On Wednesday, Trump signed a hurriedly drafted executive order addressing the issue, but it was not immediately clear to what extent the order will halt border separations. The order did not call for already-separated families to be reunited.
Children as young as 8-months-old have been torn away from their parents and sent to "tender age shelters" prompting public outrage and bipartisan criticism of the policy.
Fox & Friends host Brian Kilmeade on Friday supported Trump's policy of separating immigrant children from their parents, saying, "Like it or not, these aren't our kids."
Kilmeade defended the president with the argument that Trump wasn't "doing this" to Americans but to "people from another country."
"Like it or not, these aren't our kids," Kilmeade said. "Show them compassion.

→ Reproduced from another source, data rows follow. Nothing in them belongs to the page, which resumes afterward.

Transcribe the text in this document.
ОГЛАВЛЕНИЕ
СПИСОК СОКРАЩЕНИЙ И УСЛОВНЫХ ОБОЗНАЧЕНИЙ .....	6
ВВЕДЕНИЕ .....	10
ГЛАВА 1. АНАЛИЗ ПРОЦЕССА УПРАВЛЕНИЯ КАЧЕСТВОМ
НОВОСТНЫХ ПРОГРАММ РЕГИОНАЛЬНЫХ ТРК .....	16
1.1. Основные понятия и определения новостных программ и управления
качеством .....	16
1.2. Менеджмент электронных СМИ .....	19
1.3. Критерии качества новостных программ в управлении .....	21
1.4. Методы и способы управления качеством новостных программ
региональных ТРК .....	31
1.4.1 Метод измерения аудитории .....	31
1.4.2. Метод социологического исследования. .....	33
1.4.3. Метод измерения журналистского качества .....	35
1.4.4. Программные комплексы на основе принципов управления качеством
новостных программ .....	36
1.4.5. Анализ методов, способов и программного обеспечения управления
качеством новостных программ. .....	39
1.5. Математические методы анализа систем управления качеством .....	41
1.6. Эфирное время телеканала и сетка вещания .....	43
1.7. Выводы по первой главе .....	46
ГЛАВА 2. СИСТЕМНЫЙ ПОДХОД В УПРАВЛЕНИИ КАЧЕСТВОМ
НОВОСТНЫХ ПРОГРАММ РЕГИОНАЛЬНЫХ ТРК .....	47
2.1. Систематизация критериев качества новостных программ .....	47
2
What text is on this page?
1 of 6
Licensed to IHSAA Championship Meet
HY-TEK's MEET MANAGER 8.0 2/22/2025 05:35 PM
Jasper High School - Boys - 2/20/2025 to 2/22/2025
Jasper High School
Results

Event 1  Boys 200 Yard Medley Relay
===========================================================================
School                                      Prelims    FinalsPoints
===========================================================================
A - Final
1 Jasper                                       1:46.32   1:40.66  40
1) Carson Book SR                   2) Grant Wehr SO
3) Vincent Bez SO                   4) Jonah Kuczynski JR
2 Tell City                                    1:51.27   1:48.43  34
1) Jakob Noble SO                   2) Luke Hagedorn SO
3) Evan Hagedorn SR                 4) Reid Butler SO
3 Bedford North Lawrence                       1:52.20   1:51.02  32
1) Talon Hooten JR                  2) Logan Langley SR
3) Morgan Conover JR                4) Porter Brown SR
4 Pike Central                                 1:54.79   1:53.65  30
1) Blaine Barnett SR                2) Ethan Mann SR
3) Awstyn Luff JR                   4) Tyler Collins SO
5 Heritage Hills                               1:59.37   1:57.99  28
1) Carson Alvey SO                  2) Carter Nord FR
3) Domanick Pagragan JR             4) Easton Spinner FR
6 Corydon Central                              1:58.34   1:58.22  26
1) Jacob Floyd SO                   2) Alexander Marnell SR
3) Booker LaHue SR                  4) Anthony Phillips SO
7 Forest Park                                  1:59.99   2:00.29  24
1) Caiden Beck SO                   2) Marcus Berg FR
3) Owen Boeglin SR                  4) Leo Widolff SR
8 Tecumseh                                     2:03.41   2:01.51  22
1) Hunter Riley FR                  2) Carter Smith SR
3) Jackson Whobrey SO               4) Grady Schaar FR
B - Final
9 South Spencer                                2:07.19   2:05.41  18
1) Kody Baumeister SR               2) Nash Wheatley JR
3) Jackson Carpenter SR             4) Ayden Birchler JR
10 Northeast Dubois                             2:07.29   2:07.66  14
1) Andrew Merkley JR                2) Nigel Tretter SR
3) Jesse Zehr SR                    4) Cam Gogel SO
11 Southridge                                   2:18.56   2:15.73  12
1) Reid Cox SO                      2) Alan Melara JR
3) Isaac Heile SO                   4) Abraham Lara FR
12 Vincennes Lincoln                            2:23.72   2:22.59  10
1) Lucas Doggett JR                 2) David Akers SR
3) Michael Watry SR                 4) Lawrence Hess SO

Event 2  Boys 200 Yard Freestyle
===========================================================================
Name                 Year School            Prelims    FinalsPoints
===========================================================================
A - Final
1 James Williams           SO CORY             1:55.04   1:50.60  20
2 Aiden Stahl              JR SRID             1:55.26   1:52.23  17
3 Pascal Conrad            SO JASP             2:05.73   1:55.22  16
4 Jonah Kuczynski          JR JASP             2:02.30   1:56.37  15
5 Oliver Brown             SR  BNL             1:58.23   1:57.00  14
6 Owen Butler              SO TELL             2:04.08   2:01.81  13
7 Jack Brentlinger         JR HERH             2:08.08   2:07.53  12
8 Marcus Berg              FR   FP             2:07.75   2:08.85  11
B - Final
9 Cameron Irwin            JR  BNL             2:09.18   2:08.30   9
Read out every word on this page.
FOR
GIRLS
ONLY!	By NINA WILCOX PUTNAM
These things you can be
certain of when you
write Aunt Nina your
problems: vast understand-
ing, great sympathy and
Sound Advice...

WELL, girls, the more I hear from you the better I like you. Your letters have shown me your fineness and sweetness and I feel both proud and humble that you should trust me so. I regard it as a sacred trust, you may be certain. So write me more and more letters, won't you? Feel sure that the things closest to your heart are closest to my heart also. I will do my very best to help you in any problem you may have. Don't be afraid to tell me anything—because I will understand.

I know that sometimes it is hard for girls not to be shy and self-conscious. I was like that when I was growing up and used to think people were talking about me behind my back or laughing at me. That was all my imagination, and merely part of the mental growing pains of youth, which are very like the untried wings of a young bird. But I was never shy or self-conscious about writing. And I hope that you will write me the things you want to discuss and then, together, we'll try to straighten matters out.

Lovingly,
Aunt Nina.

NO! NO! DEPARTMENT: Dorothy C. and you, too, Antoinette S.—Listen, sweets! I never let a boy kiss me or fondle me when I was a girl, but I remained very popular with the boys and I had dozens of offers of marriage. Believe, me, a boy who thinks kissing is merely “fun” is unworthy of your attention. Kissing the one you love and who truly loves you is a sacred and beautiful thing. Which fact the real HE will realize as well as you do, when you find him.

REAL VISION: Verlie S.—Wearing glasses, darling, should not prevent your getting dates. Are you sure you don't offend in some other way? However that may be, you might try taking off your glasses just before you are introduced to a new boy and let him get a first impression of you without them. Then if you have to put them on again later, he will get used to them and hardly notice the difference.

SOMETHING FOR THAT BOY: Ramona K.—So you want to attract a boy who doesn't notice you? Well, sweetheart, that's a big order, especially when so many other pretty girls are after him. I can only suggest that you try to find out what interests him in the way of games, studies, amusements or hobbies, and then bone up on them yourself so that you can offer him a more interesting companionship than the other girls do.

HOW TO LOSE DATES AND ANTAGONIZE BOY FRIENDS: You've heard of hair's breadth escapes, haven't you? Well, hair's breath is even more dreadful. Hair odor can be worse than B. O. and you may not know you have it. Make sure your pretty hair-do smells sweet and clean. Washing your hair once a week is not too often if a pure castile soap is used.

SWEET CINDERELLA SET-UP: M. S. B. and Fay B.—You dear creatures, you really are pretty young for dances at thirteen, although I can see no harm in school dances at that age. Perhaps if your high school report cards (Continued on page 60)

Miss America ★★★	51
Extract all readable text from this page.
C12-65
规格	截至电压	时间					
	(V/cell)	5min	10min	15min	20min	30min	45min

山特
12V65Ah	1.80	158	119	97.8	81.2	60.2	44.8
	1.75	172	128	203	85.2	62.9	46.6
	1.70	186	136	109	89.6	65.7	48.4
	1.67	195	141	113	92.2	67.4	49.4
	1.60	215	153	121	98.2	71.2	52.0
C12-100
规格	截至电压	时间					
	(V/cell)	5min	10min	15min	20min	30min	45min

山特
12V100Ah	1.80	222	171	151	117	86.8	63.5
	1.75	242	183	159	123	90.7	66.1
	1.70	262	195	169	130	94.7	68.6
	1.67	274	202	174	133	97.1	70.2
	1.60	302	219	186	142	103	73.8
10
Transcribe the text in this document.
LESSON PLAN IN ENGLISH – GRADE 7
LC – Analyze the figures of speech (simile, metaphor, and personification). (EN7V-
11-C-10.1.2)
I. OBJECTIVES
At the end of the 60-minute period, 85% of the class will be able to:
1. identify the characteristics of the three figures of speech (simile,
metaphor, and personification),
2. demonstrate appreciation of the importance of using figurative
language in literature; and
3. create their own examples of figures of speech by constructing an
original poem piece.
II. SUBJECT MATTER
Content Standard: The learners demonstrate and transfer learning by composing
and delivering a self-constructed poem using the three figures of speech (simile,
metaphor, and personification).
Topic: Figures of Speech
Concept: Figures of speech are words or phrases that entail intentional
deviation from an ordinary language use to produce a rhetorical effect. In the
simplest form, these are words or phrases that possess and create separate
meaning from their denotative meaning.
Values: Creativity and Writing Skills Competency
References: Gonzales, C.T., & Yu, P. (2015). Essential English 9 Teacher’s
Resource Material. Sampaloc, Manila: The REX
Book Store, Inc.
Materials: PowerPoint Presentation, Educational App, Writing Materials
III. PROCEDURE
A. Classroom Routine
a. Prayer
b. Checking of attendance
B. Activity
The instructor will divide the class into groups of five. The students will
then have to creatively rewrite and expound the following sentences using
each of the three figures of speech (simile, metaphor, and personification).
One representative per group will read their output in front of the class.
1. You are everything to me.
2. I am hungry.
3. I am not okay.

But it's not like he is doing this to the people of Idaho or Texas. These are people from another country, and now people are saying that they are more important than people in our country who are paying taxes and who have needs as well."
Many people slammed Kilmeade's comments, with one saying, "children are children ... regardless of their place of origin."
"These kids are just as human as your 3 kids," one person told Kilmeade.
People called out the conservative commentator for making a distinction between children.
Others felt Kilmeade's comments were racist.
Kilmeade later responded to the criticism in a tweet, saying, "I have compassion for all children, especially for all the kids separated from their parents right now."
But he continued to defend Trump's zero tolerance policy on his radio show. "All kids are important, all kids are special," Kilmeade said. "What I’m just trying to say in this country when they come in, that as the president of the United States, you can only do so much for so many and that’s why we give so many aids to other countries. So everybody is important, but for the president of the United States, his point seems to be is that the kids in this country are his priority, but as the president of the United States, you can only do so much for so many."